The Database portion of the zone file contains all of the resource records that contain the data for the hosts in the zone. Three main types of records are encountered in this section. In the db.network file we will encounter PTR records. In the db.domain file we will encounter A and CNAME records.

Using NSLOOKUP to Find a Machine on the Network

You may want to connect to another machine on the TCP/IP network to send or receive information but not be sure what the machine’s address is, or even that the machine name (hostname) that you want to reach exists. The nslookup utility enables you to find out this information. You provide the hostname of the desired machine as part of the command line. For example,

# nslookup dodger.com
Name Server: damian.master.com
Address:   198.5.22.7
Name: dodger.com
Address: 199.14.36.112

provides the name server (damian.master.com) that dodger.com exists on as well as the IP address for both the name server and dodger.com. If the hostname for the machine does not exist, you will get a message back indicating so. For example, if you were to type in the name dogder.com by mistake, you would get a message like this:

# nslookup dogder.com
Name Server: damian.master.com
Address:   198.5.22.7
*** damian.master.com can't find dogder.com: Non-existent domain

One important point to note is that nslookup uses an authoritative approach to do its translations. It uses either your local name server or whatever is specified in /etc/resolυ.conf to do queries. As long as the machine is in your domain, you can guarantee that the machine exists without going outside the domain (called an authoritative answer). If you need to go outside your domain to get the information from another domain server, the answer is nonauthoritative (you are taking the other domain server’s word that the domain name exists).
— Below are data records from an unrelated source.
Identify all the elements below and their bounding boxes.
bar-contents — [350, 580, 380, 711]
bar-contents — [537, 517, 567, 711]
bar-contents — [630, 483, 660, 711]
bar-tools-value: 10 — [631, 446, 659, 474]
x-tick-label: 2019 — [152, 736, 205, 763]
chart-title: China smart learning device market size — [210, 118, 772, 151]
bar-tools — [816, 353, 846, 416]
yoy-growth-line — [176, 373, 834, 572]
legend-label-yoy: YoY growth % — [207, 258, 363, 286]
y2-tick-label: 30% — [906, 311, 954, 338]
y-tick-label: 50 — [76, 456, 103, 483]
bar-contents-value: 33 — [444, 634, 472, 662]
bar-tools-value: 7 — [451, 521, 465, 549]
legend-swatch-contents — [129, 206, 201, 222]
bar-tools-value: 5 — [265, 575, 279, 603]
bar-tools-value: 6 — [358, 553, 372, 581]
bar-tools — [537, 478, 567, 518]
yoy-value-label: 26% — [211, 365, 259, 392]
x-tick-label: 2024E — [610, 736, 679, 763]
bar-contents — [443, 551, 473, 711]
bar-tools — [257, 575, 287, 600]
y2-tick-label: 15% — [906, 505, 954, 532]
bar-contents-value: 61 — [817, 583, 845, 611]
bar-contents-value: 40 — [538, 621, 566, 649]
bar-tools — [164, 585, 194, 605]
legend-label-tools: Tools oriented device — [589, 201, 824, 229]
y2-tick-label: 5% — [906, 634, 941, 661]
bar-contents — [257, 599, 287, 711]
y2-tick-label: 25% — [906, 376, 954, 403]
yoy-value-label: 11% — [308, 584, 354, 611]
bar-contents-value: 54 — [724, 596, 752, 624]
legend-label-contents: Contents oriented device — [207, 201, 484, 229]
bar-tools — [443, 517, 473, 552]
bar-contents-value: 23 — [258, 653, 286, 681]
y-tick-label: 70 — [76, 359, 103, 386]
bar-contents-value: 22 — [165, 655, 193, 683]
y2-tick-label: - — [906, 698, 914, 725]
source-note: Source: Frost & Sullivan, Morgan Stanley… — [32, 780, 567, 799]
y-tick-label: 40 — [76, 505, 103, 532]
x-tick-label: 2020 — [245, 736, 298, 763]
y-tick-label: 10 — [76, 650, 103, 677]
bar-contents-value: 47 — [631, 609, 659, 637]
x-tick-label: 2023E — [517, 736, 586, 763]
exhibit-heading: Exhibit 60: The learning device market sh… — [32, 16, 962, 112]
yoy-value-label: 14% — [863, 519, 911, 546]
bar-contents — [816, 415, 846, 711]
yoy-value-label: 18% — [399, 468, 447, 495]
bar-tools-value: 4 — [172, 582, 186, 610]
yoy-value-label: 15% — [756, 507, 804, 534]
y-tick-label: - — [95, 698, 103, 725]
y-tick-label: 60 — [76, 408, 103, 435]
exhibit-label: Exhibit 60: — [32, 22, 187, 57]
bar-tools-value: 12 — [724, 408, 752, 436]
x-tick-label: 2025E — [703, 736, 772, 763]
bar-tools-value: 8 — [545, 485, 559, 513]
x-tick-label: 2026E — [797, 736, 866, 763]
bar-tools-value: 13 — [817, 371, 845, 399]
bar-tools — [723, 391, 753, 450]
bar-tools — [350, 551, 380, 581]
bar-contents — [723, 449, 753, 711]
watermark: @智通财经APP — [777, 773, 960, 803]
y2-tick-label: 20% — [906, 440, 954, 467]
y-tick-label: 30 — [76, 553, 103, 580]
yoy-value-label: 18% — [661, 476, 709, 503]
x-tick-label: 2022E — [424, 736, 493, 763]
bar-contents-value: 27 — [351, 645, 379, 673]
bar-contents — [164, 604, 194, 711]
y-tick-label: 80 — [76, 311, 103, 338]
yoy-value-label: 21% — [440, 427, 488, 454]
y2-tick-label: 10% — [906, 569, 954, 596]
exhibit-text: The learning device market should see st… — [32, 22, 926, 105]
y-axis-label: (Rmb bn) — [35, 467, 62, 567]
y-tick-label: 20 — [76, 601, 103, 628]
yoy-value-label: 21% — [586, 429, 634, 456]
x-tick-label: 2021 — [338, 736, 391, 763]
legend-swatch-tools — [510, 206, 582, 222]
In the successful example shown previously, damian.master.com needs to be authoritative to dodger.com; otherwise, you will be informed that it is a nonauthoritative lookup.

Using host and dig

Besides nslookup, two other commands, host and dig, are often used to obtain DNS information about a particular hostname or IP address. These two commands are supported by Solaris, AIX, HP-UX, Linux, FreeBSD, NetBSD, and OpenBSD, as well as other UNIX variants. Some UNIX variants support one, but not both, of them.

The host Command

The host command can be used to find the IP address corresponding to a particular hostname, or vice versa. For example,

# host dodger.com

dodger.com is 198.5.22.7

gives us the IP address corresponding to the host dodger.com. We can find the hostname corresponding to the IP address 198.5.22.7 as follows:

# host 198.5.22.7

dodger is 198.5.22.7

The dig Command

The dig (short for domain information groper) is a powerful command that can be used to extract information from DNS servers. You can use this command for DNS lookups on particular DNS servers. Network administrators used the dig command to troubleshoot DNS problem because of its flexibility and ease of use, as well as the clear way output is presented. The following is an example of a dig query that will query each of the DNS servers listed in /etc/resolυ.conf:

# dig dodger.com

To query a particular DNS server, you use a command like

# dig @ns.dodger.com dodger.com any

This command directly queries the DNS server ns.dodger.com for any information about the hostname dodger.com. See the man page for the dig command to learn about the output provided by this command, as well as options that can be used to troubleshoot DNS problems.